A: “Fine, leave the hotties for me, stick to what you are good at”

Q: “Meni, who in your opinion is the hottest girl in the world” B.S.
A: “Is it a crime to love all women? For me, I go in cycles, just like any Alpha Male. Remember a 5 in bed is better than a 10 in your head.”

Q: “A pretty girl from school I met this past fall, well, me and her have become good friends, she dates a lot, just not me, what should I do? I don’t want to ruin our friendship, but I really like her.” P.R.
A: “Rule One, never become ‘friends’ with hot chicks, always be the guy in the rated R movie you aren’t too sure you like. Rent Swingers. Since you are in this far, either get her drunk and hit on her, NO DATE RAPE, or figuring she’s hot, they run in packs, hook up with one of her friends, the jealousy will get her hot.”

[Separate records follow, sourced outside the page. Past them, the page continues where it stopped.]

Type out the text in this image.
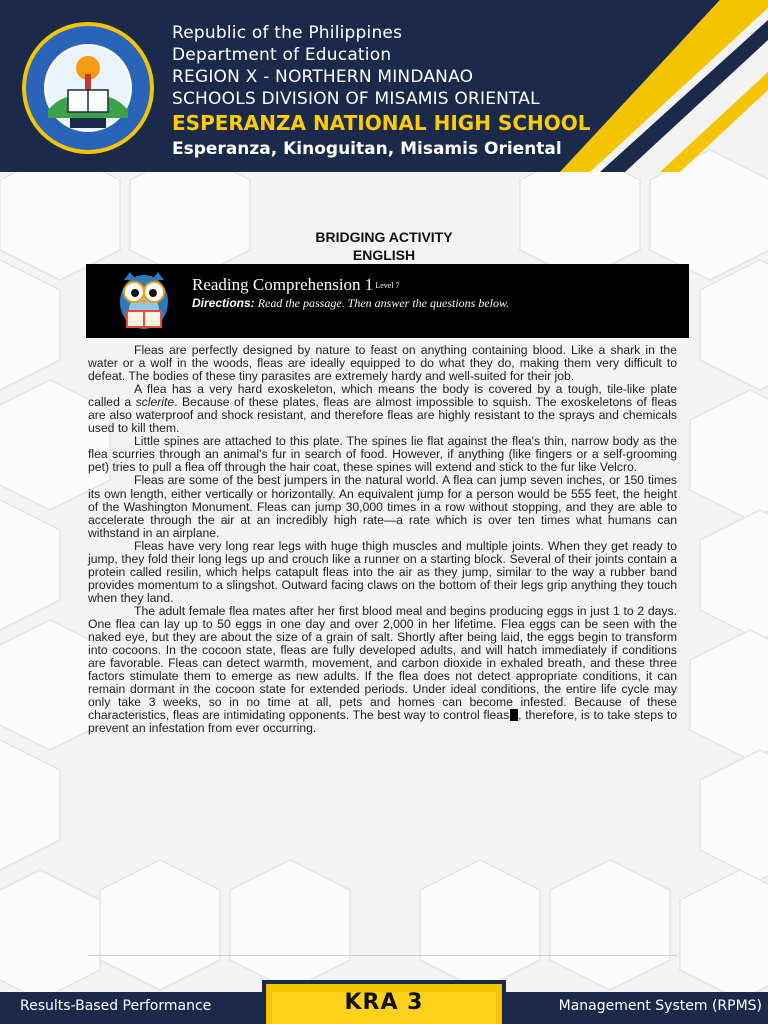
Republic of the Philippines
Department of Education
REGION X - NORTHERN MINDANAO
SCHOOLS DIVISION OF MISAMIS ORIENTAL
ESPERANZA NATIONAL HIGH SCHOOL
Esperanza, Kinoguitan, Misamis Oriental
BRIDGING ACTIVITY
ENGLISH
Reading Comprehension 1 Level 7
Directions: Read the passage. Then answer the questions below.

Fleas are perfectly designed by nature to feast on anything containing blood. Like a shark in the water or a wolf in the woods, fleas are ideally equipped to do what they do, making them very difficult to defeat. The bodies of these tiny parasites are extremely hardy and well-suited for their job.

A flea has a very hard exoskeleton, which means the body is covered by a tough, tile-like plate called a sclerite. Because of these plates, fleas are almost impossible to squish. The exoskeletons of fleas are also waterproof and shock resistant, and therefore fleas are highly resistant to the sprays and chemicals used to kill them.

Little spines are attached to this plate. The spines lie flat against the flea's thin, narrow body as the flea scurries through an animal's fur in search of food. However, if anything (like fingers or a self-grooming pet) tries to pull a flea off through the hair coat, these spines will extend and stick to the fur like Velcro.

Fleas are some of the best jumpers in the natural world. A flea can jump seven inches, or 150 times its own length, either vertically or horizontally. An equivalent jump for a person would be 555 feet, the height of the Washington Monument. Fleas can jump 30,000 times in a row without stopping, and they are able to accelerate through the air at an incredibly high rate—a rate which is over ten times what humans can withstand in an airplane.

Fleas have very long rear legs with huge thigh muscles and multiple joints. When they get ready to jump, they fold their long legs up and crouch like a runner on a starting block. Several of their joints contain a protein called resilin, which helps catapult fleas into the air as they jump, similar to the way a rubber band provides momentum to a slingshot. Outward facing claws on the bottom of their legs grip anything they touch when they land.

The adult female flea mates after her first blood meal and begins producing eggs in just 1 to 2 days. One flea can lay up to 50 eggs in one day and over 2,000 in her lifetime. Flea eggs can be seen with the naked eye, but they are about the size of a grain of salt. Shortly after being laid, the eggs begin to transform into cocoons. In the cocoon state, fleas are fully developed adults, and will hatch immediately if conditions are favorable. Fleas can detect warmth, movement, and carbon dioxide in exhaled breath, and these three factors stimulate them to emerge as new adults. If the flea does not detect appropriate conditions, it can remain dormant in the cocoon state for extended periods. Under ideal conditions, the entire life cycle may only take 3 weeks, so in no time at all, pets and homes can become infested. Because of these characteristics, fleas are intimidating opponents. The best way to control fleas , therefore, is to take steps to prevent an infestation from ever occurring.

Results-Based Performance	Management System (RPMS)
KRA 3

Q: “I’m going to be working with a Playboy playmate
and my girlfriend doesn’t like it, what should I do Meni?” Taboo
A: “Do the Site, and Do The Playmate. If your girl leaves, good. If not, you’re golden. Don’t let a woman stop you from doing anything or anyone. You are a stallion, and you are meant to breed. Or just refer the playmate to me. You can never surround yourself with too many women.

Q: “I am going to Miami for a convention, should I leave my girlfriend at home? And what if my girlfriend wants her own website? Taboo
A: “Never take your girlfriend anywhere. And if she wants her own site, you keep the profits, shoot the pics, and do hardcore with her.”